A Lei nº 9.656/98, que dispõe sobre planos e seguros saúde, determina cobertura
obrigatória para as doenças listadas na CID-10 - Classificação Estatística Internacional de Doenças e de
Problemas Relacionados à Saúde, com relação de enfermidades catalogadas e padronizadas pela
Organização Mundial de Saúde.

O CID 10, no capítulo V (Transtornos mentais e comportamentais), prevê todos os


tipos de Transtornos do Desenvolvimento Psicológico, no qual está o Transtorno Global do
Desenvolvimento, do qual o autismo é um subtipo.

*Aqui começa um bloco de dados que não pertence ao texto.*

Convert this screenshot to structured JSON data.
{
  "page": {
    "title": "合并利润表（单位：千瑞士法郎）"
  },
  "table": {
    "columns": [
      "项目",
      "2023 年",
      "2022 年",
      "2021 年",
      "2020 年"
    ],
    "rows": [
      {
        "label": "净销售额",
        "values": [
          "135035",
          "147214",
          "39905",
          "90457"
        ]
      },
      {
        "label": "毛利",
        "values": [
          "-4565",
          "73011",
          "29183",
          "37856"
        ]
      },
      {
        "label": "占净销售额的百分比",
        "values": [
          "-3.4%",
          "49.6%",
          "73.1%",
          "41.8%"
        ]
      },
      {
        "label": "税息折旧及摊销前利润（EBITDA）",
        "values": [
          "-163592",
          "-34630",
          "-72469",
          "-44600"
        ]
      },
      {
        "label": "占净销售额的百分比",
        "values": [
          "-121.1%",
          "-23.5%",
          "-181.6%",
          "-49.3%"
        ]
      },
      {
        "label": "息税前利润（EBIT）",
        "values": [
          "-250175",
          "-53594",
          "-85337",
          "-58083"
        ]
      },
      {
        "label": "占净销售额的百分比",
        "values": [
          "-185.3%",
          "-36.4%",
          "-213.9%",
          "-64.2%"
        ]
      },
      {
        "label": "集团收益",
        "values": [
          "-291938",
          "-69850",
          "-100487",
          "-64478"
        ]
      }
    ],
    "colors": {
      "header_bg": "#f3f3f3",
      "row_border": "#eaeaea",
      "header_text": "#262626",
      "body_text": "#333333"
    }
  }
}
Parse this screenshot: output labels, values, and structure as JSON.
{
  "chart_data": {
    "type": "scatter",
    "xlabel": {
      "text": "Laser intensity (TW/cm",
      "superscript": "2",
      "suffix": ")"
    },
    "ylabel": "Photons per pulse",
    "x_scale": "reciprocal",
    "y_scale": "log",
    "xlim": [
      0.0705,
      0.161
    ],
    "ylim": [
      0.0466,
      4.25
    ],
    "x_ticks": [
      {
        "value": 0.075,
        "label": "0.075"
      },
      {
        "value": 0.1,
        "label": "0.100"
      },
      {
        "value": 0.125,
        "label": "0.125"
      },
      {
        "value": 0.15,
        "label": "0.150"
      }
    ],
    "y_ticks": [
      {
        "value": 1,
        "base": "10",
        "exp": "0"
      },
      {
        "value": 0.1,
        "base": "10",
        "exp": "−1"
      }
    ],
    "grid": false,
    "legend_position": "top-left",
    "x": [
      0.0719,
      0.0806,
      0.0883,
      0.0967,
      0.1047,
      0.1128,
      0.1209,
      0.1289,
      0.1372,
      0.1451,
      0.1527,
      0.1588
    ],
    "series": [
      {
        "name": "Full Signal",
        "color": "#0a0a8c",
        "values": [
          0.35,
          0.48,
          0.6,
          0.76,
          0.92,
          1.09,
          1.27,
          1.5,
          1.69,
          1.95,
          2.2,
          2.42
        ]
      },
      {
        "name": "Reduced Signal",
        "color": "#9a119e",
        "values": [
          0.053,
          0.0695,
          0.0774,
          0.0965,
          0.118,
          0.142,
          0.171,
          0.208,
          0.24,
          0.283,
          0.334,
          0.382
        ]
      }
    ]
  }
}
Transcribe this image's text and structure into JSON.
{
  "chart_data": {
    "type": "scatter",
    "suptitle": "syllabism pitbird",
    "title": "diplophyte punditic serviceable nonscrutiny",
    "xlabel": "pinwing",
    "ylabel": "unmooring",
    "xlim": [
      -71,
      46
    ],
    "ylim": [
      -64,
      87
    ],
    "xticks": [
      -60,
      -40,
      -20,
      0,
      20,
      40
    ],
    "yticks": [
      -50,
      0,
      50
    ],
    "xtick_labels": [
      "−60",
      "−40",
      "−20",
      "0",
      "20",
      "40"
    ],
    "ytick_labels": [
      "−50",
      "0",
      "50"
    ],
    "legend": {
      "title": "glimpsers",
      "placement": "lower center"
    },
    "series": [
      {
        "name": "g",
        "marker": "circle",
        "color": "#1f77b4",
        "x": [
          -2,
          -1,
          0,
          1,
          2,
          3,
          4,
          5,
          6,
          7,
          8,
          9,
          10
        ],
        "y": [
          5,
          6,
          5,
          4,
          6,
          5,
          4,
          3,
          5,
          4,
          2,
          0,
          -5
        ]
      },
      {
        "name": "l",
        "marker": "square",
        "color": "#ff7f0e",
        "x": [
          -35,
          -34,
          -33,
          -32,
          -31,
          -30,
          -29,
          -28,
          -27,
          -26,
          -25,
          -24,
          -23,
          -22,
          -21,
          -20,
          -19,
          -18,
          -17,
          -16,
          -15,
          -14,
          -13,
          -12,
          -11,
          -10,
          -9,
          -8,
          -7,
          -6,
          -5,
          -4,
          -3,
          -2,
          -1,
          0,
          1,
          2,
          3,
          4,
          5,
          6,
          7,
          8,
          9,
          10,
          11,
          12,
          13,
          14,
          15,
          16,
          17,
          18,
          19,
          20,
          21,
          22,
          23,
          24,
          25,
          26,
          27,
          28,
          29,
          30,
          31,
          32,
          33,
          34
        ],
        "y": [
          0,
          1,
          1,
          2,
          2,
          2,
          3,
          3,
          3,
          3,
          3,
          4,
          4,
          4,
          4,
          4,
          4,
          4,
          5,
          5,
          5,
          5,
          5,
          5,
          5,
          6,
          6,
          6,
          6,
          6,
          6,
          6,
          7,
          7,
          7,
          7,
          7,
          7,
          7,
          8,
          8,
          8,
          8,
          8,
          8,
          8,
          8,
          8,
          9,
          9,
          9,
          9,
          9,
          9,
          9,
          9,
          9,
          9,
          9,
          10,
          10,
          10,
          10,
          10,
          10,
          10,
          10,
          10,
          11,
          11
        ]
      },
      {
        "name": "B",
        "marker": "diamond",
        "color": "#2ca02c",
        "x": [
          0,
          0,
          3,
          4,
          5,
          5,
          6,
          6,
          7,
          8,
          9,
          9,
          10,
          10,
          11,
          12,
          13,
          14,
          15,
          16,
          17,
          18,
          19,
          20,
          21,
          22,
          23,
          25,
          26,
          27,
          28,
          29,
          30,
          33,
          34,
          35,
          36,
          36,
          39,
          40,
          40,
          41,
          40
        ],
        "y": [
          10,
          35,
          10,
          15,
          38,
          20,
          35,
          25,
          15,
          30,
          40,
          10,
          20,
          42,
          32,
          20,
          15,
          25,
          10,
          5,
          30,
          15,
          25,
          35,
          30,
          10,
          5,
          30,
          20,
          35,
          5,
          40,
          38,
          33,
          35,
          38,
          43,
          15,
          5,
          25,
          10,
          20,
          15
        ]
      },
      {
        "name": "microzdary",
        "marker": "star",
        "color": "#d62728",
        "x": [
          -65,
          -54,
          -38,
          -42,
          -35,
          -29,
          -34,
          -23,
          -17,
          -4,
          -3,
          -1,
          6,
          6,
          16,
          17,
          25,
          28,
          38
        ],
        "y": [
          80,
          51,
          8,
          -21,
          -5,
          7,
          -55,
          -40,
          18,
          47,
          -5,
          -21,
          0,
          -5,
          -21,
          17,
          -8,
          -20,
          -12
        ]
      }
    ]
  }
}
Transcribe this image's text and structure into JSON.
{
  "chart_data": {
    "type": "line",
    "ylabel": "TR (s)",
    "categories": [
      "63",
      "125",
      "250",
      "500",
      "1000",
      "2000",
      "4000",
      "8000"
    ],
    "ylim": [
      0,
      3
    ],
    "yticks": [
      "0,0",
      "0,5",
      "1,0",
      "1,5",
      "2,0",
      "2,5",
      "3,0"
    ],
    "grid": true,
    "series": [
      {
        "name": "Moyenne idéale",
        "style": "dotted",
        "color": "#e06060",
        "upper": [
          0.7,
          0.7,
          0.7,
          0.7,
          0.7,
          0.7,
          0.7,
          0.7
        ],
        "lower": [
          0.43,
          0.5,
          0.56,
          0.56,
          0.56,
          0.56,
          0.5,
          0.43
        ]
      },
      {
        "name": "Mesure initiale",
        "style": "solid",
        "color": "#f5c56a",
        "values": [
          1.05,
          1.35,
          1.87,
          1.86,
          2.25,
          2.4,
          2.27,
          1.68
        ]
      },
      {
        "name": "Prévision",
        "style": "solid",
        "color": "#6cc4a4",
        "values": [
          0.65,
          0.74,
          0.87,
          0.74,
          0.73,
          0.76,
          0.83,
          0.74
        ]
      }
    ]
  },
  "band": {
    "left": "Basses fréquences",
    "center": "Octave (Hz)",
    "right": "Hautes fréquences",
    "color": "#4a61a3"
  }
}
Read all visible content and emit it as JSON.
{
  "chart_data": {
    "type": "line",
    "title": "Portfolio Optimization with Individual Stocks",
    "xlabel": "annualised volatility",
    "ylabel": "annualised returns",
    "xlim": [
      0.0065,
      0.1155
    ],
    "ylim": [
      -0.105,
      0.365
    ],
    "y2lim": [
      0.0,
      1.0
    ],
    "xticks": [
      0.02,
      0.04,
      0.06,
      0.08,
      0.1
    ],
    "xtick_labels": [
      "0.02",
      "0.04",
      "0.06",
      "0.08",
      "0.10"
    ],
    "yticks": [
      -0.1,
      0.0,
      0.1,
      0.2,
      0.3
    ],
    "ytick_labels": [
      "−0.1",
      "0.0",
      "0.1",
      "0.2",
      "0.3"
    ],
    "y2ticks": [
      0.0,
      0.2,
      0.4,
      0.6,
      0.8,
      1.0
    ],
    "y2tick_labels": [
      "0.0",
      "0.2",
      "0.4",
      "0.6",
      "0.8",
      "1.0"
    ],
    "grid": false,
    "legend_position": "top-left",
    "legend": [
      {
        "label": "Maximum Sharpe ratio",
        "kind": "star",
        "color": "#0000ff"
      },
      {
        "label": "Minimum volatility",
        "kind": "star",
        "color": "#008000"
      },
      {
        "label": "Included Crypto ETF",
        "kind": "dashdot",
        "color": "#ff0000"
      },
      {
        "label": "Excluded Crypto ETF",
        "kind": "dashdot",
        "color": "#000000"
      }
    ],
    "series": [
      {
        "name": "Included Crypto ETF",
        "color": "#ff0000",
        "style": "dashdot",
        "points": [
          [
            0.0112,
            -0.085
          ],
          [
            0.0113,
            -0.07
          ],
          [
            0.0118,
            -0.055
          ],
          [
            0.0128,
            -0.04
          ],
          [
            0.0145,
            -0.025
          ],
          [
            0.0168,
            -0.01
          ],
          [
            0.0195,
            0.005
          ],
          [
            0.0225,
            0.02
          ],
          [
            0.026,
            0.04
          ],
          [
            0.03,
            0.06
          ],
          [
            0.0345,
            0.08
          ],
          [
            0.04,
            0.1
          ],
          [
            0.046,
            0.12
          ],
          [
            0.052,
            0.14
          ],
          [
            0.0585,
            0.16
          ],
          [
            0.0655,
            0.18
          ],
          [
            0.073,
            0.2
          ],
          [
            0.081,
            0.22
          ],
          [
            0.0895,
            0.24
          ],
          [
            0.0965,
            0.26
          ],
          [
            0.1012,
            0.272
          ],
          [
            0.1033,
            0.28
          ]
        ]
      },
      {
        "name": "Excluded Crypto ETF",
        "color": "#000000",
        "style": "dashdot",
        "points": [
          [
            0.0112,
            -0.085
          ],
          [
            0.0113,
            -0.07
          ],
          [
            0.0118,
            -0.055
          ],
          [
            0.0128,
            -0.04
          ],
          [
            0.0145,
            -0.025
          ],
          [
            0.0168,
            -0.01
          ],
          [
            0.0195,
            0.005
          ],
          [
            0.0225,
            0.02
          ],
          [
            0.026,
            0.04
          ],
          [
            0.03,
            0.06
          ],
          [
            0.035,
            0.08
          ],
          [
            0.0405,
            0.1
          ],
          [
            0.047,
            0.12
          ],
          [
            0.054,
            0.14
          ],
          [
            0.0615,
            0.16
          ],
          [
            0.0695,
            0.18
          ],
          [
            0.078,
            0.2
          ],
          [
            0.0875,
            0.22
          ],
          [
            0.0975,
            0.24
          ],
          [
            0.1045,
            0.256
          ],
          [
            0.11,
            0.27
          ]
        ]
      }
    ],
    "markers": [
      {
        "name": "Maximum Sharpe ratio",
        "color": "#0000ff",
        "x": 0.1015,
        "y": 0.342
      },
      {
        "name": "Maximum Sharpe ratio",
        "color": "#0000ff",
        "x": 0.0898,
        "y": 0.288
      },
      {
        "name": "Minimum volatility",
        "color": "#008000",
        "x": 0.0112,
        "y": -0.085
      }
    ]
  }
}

Da mesma forma, a Lei nº 12.764/2012, que instituiu a Política Nacional de


Proteção dos Direitos da Pessoa com Transtorno do Espectro Autista, prevê em seu art. 2°, inc. III e art.
3°, inc. III, “b”, a obrigatoriedade do fornecimento de atendimento multiprofissional ao paciente
diagnosticado com autismo.

Vale ainda mencionar os artigos 15 e 17 do Estatuto da Criança e do Adolescente,


que garantem o direito ao respeito da dignidade da criança, bem como a inviolabilidade da integridade
física, psíquica e moral.

Destarte, a legislação atual garante cobertura a diversos transtornos do


desenvolvimento, inclusive ao autismo, e ao tratamento que o beneficiário do plano de saúde necessita.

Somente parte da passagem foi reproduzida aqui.